Article Authors:Helton C Santiago; Elyse LeeVan; Sasisekhar Bennuru; Flavia Ribeiro-Gomes; Ellen Mueller; Mark Wilson; Thomas Wynn; David Garboczi; Joseph Urban; Edward Mitre; Thomas B Nutman
Article Title:Molecular mimicry between cockroach and helminth glutathione S-transferases promotes cross-reactivity and cross-sensitization.
Reference Detail
Reference ID:1024481
Abstract:BACKGROUND: The extensive similarities between helminth proteins and allergens are thought to contribute to helminth-driven allergic sensitization. OBJECTIVE: The objective of this study was to investigate the cross-reactivity between a major glutathione-S transferase allergen of cockroach (Bla g 5) and the glutathione-S transferase of Wuchereria bancrofti (WbGST), a major lymphatic filarial pathogen of humans. METHODS: We compared the molecular and structural similarities between Bla g 5 and WbGST by in silico analysis and by linear epitope mapping.

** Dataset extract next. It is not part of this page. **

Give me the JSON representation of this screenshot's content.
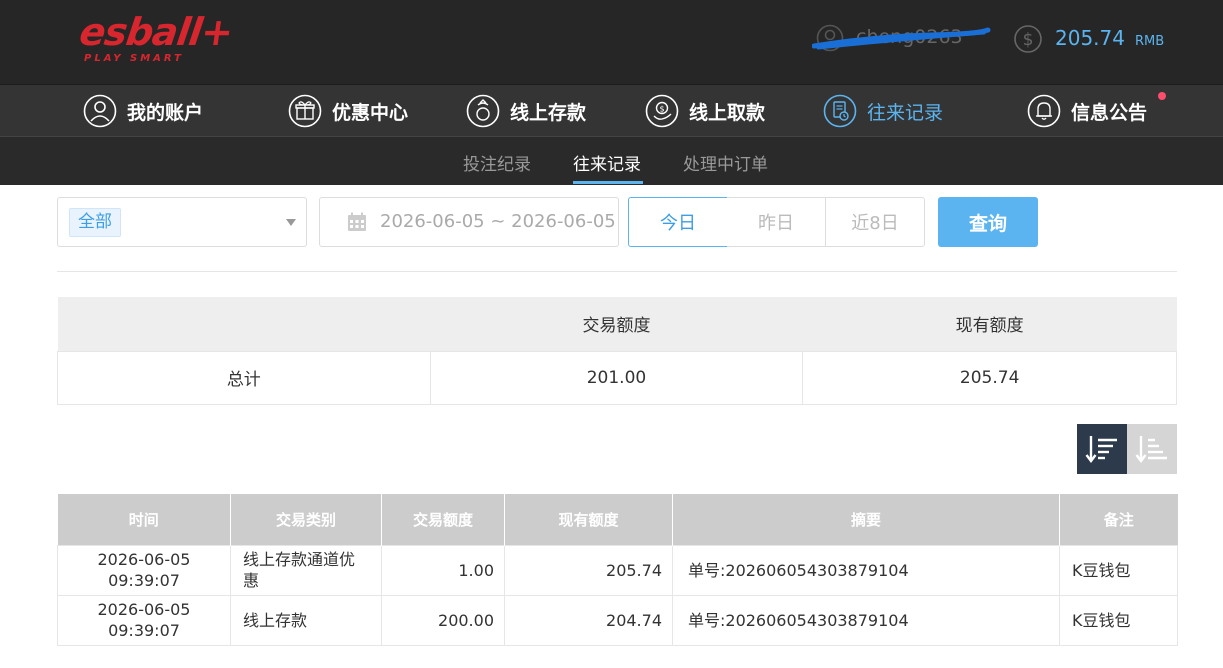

The levels of IgE, IgG, and IgG(4) antibodies were measured in filarial-infected and filarial-uninfected patients. Mice were infected with Heligmosomoides bakeri, and their skin was tested for cross-reactive allergic responses. RESULTS: These 2 proteins are 30% identical at the amino acid level with remarkable similarity in the N-terminal region and overall structural conservation based on predicted 3-dimensional models. Filarial infection was associated with IgE, IgG, and IgG(4) anti-Bla g 5 antibody production, with a significant correlation between antibodies (irrespective of isotype) to Bla g 5 and WbGST (P< .0003). Preincubation of sera from cockroach-allergic subjects with WbGST partially depleted (by 50%-70%) anti-Bla g 5 IgE, IgG, and IgG(4) antibodies. IgE epitope mapping of Bla g 5 revealed that 2 linear N-terminal epitopes are highly conserved in WbGST corresponding to Bla g 5 peptides partially involved in the inhibition of WbGST binding. Finally, mice infected with H bakeri developed anti-HbGST IgE and showed immediate-type skin test reactivity to Bla g 5. CONCLUSION: These data demonstrate that helminth glutathione-S transferase and the aeroallergen Bla g 5 share epitopes that can induce allergic cross-sensitization.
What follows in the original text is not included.